Bidan Kita

Home Childbirth Mengenal Lebih Dekat Dengan Air Ketuban: Ibu-ibu Jangan Sampai Salah!

Mengenal Lebih Dekat Dengan Air Ketuban: Ibu-ibu Jangan Sampai Salah!

0
Mengenal Lebih Dekat Dengan Air Ketuban: Ibu-ibu Jangan Sampai Salah!

Apa Itu Air Ketuban?

Beberapa bulan terakhir ini, yang saya amati adalah: banyak sekali kasus intervensi dalam proses persalinan yang disebabkan karena adanya issue atau masalah yang berkaitan dengan air ketuban.

Ada yang “di bilangin” ketuban kurang, ketuban kering, ketuban keruh, ketuban rembes, ketuban bocor. ada juga yang ketuban pecah.

nah apa sebenarnya ketuban dan apa pentingnya ketuban sehingga sebegitu paniknya Anda ketika Anda mengalami issue issue di atas.

Cairan Ketuban / Amniotic Fluid

Janin di dalam kandungan hidup di dalam air (jadi selama 40 minggu atau lebih, kita adalah makhluk air). 

Selama kehamilan, bayi ini dikelilingi oleh cairan yang disebut cairan ketuban. cairan ketuban membantu melindungi bayi dari trauma perut ibu. Ketuban bantal cairan tali pusar, melindungi bayi dari infeksi, dan menyediakan cairan, ruang, nutrisi, dan hormon untuk membantu bayi tumbuh (Brace 1997).

Selama paruh kedua kehamilan, cairan ketuban terdiri dari urin dan paru-paru sekresi bayi.
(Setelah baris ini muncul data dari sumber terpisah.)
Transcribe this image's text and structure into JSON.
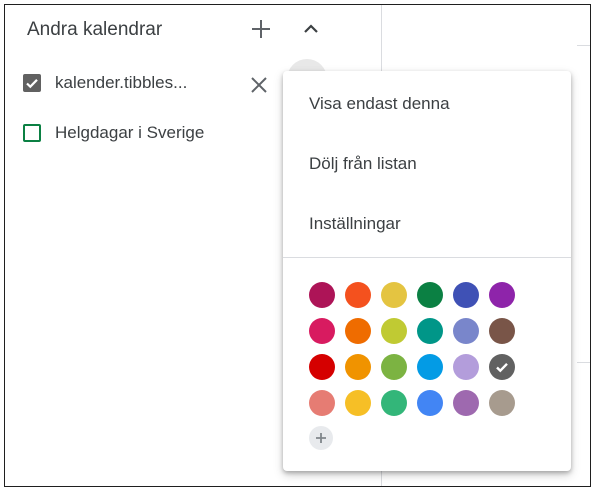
{
  "other_calendars": {
    "title": "Andra kalendrar",
    "add_icon": "plus-icon",
    "collapse_icon": "chevron-up-icon",
    "items": [
      {
        "label": "kalender.tibbles...",
        "checked": true,
        "color": "#616161",
        "remove_icon": "close-icon"
      },
      {
        "label": "Helgdagar i Sverige",
        "checked": false,
        "color": "#0b8043"
      }
    ]
  },
  "options_menu": {
    "items": [
      {
        "label": "Visa endast denna"
      },
      {
        "label": "Dölj från listan"
      },
      {
        "label": "Inställningar"
      }
    ],
    "selected_color": "#616161",
    "color_palette": [
      [
        "#ad1457",
        "#f4511e",
        "#e4c441",
        "#0b8043",
        "#3f51b5",
        "#8e24aa"
      ],
      [
        "#d81b60",
        "#ef6c00",
        "#c0ca33",
        "#009688",
        "#7986cb",
        "#795548"
      ],
      [
        "#d50000",
        "#f09300",
        "#7cb342",
        "#039be5",
        "#b39ddb",
        "#616161"
      ],
      [
        "#e67c73",
        "#f6bf26",
        "#33b679",
        "#4285f4",
        "#9e69af",
        "#a79b8e"
      ]
    ],
    "add_color_icon": "plus-icon"
  }
}
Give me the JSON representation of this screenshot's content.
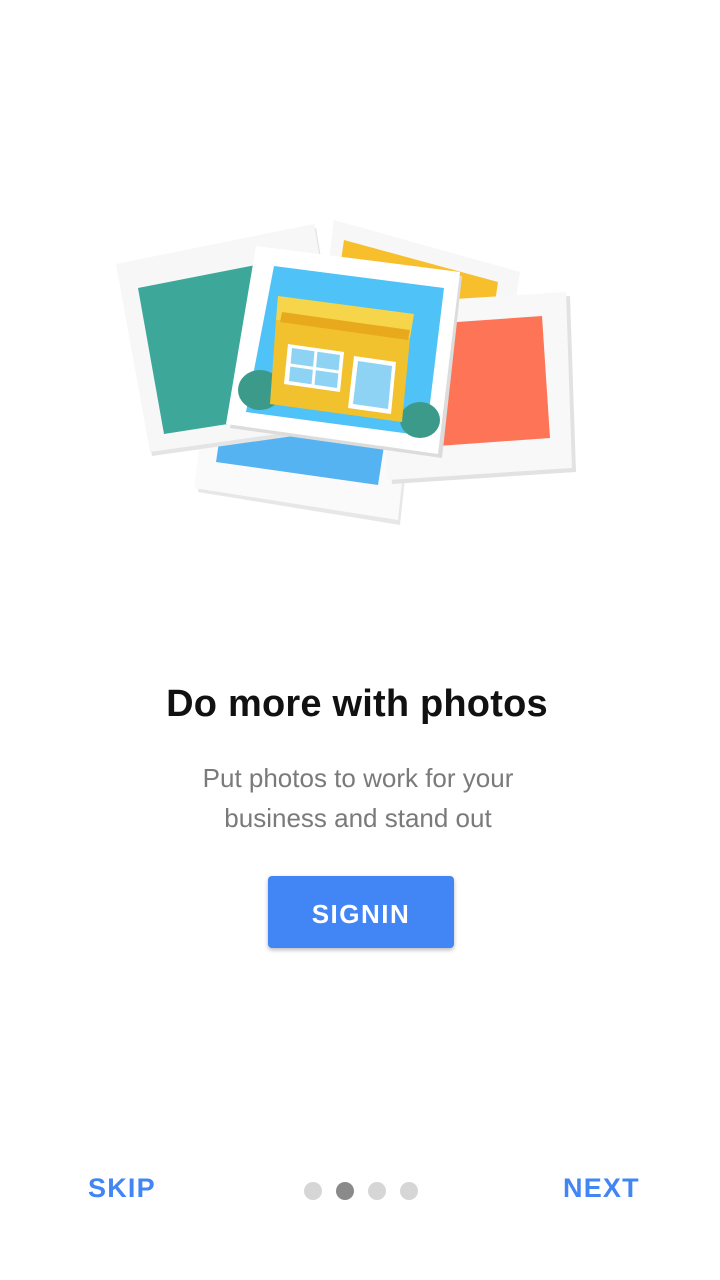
{
  "onboarding": {
    "illustration_icon": "stacked-photos-storefront-illustration",
    "headline": "Do more with photos",
    "subtitle_line1": "Put photos to work for your",
    "subtitle_line2": "business and stand out",
    "signin_label": "SIGNIN"
  },
  "footer": {
    "skip_label": "SKIP",
    "next_label": "NEXT",
    "page_count": 4,
    "active_page": 2
  },
  "colors": {
    "accent": "#4285f4",
    "headline": "#111111",
    "subtitle": "#7a7a7a",
    "dot_inactive": "#d6d6d6",
    "dot_active": "#8a8a8a"
  }
}
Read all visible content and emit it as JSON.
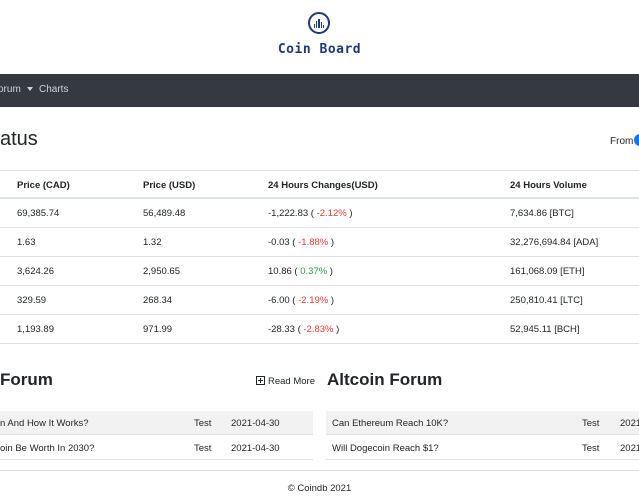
{
  "brand": {
    "logo_icon": "bar-chart-circle-icon",
    "name": "Coin Board"
  },
  "nav": {
    "forum_label": "Forum",
    "forum_partial": "orum",
    "charts_label": "Charts"
  },
  "status": {
    "title_partial": "atus",
    "from_label": "From"
  },
  "table": {
    "headers": [
      "Price (CAD)",
      "Price (USD)",
      "24 Hours Changes(USD)",
      "24 Hours Volume"
    ],
    "rows": [
      {
        "cad": "69,385.74",
        "usd": "56,489.48",
        "change": "-1,222.83",
        "pct": "-2.12%",
        "pct_dir": "neg",
        "volume": "7,634.86 [BTC]"
      },
      {
        "cad": "1.63",
        "usd": "1.32",
        "change": "-0.03",
        "pct": "-1.88%",
        "pct_dir": "neg",
        "volume": "32,276,694.84 [ADA]"
      },
      {
        "cad": "3,624.26",
        "usd": "2,950.65",
        "change": "10.86",
        "pct": "0.37%",
        "pct_dir": "pos",
        "volume": "161,068.09 [ETH]"
      },
      {
        "cad": "329.59",
        "usd": "268.34",
        "change": "-6.00",
        "pct": "-2.19%",
        "pct_dir": "neg",
        "volume": "250,810.41 [LTC]"
      },
      {
        "cad": "1,193.89",
        "usd": "971.99",
        "change": "-28.33",
        "pct": "-2.83%",
        "pct_dir": "neg",
        "volume": "52,945.11 [BCH]"
      }
    ]
  },
  "left_forum": {
    "title_partial": "Forum",
    "read_more": "Read More",
    "posts": [
      {
        "title_partial": "n And How It Works?",
        "author": "Test",
        "date": "2021-04-30"
      },
      {
        "title_partial": "oin Be Worth In 2030?",
        "author": "Test",
        "date": "2021-04-30"
      }
    ]
  },
  "altcoin_forum": {
    "title": "Altcoin Forum",
    "posts": [
      {
        "title": "Can Ethereum Reach 10K?",
        "author": "Test",
        "date_partial": "2021"
      },
      {
        "title": "Will Dogecoin Reach $1?",
        "author": "Test",
        "date_partial": "2021"
      }
    ]
  },
  "footer": {
    "text": "© Coindb 2021"
  },
  "colors": {
    "brand": "#1f3b73",
    "navbar": "#343a40",
    "negative": "#e53935",
    "positive": "#2e9d38",
    "toggle": "#1a73e8"
  }
}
Cairan ini awalnya berasal dari ibu, dan kemudian mengalir melalui plasenta, untuk bayi, dan keluar melalui kandung kemih dan paru-paru (Brace 1997) bayi.

cairan ketuban yang sama ini kemudian ditelan oleh bayi dan kembali diserap oleh lapisan plasenta. Karena tingkat cairan ibu adalah sumber asli dari cairan ketuban, perubahan status cairan ibu dapat mengakibatkan perubahan jumlah cairan ketuban. tingkat cairan ketuban meningkat hingga ibu mencapai sekitar 34-36 minggu, dan kemudian tingkat secara bertahap menurun sampai kelahiran (Brace 1997).

Nah apa tujuan dari adanya cairan ketuban itu sebenarnya?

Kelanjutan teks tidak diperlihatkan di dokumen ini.